Organotypic hippocampal culture subjected to OGD. (a) Slices subjected to oxygen-glucose deprived (OGD) condition in the presence of nPLA (0.037 μM-0.15 μM) and propidium iodide (5 μg/ml). Confocal microscopy images show that brighter areas correspond to a high propidium iodide [24] uptake level indicating a higher density of dead or damaged cells. (b) Percentage of cell survival, calculated based on PI intensity on each CA1 and CA3 regions.
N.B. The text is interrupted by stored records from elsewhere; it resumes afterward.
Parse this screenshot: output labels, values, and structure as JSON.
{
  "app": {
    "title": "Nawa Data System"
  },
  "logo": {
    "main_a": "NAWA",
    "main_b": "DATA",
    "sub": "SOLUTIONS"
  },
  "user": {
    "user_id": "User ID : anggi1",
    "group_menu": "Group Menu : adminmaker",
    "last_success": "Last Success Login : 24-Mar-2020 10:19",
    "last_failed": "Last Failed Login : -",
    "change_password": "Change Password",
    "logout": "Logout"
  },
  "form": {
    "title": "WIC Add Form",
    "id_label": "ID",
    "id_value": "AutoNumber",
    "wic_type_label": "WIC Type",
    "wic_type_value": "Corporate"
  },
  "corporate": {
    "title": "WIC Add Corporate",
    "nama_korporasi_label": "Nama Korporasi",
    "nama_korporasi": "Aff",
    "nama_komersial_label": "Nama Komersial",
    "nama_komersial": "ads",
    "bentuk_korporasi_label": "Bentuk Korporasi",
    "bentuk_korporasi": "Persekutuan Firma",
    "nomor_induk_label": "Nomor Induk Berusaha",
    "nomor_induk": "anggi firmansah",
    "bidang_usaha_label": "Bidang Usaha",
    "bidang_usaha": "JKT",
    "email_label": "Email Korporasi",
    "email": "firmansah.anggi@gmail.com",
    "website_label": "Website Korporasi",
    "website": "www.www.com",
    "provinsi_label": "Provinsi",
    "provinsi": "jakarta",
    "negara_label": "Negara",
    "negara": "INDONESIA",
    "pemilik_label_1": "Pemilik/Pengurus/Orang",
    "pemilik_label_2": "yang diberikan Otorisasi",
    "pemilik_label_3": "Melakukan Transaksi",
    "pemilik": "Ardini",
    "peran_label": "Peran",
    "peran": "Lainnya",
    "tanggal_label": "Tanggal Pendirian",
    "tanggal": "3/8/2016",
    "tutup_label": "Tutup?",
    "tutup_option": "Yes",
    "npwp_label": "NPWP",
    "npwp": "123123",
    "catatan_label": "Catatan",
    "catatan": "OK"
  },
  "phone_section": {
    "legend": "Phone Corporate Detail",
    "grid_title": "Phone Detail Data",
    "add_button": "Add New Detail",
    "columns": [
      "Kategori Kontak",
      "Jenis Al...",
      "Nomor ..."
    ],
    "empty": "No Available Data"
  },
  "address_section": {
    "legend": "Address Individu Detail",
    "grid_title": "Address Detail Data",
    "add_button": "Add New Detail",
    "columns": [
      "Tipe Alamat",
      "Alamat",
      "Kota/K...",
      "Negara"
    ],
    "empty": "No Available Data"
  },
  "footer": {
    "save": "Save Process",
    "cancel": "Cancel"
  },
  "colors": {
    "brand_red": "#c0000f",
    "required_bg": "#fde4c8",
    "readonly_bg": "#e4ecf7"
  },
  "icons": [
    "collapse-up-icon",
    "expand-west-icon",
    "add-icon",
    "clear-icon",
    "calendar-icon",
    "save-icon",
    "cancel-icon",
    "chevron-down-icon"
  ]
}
Each point represents the mean ± SEM (n = 8). #; p < 0.05 and *; p < 0.01. (c) Quantitation of gene expression using real-time PCR. Statistical analysis was performed using one-way analyses of variance (ANOVA; *; p ≤ 0.005.) and a t-test to determine significance between groups for LDH assay (n = 6) and real-time PCR (n = 9).

Figure 5

Microarray analysis on the endogenous phospholipases. (a) Hierachical clustering of all the phospholipases detected in our global gene expression studies. Signal log(2) ratio (vs normal control) of the average signal intensities (detection p value < 0.01) were used to construct the dendrogram and the genes and samples were clustered based on Euclidean distance and average linkage method (TIGR MultiExperiment Viewer; [52]). (b) expression of endogenous phospholipases at 24 hour reperfusion (c) expression of endogenous phospholipases at 48 hour reperfusion. Control, sham operated rat brain; MCAo, rats subjected to middle cerebral artery occlusion and reperfused for either 24 hr or 48 hr; PLA, MCAo rat administered with nPLA (0.15 μg/g rats) and allowed reperfusion for 24 hr or 48 hr.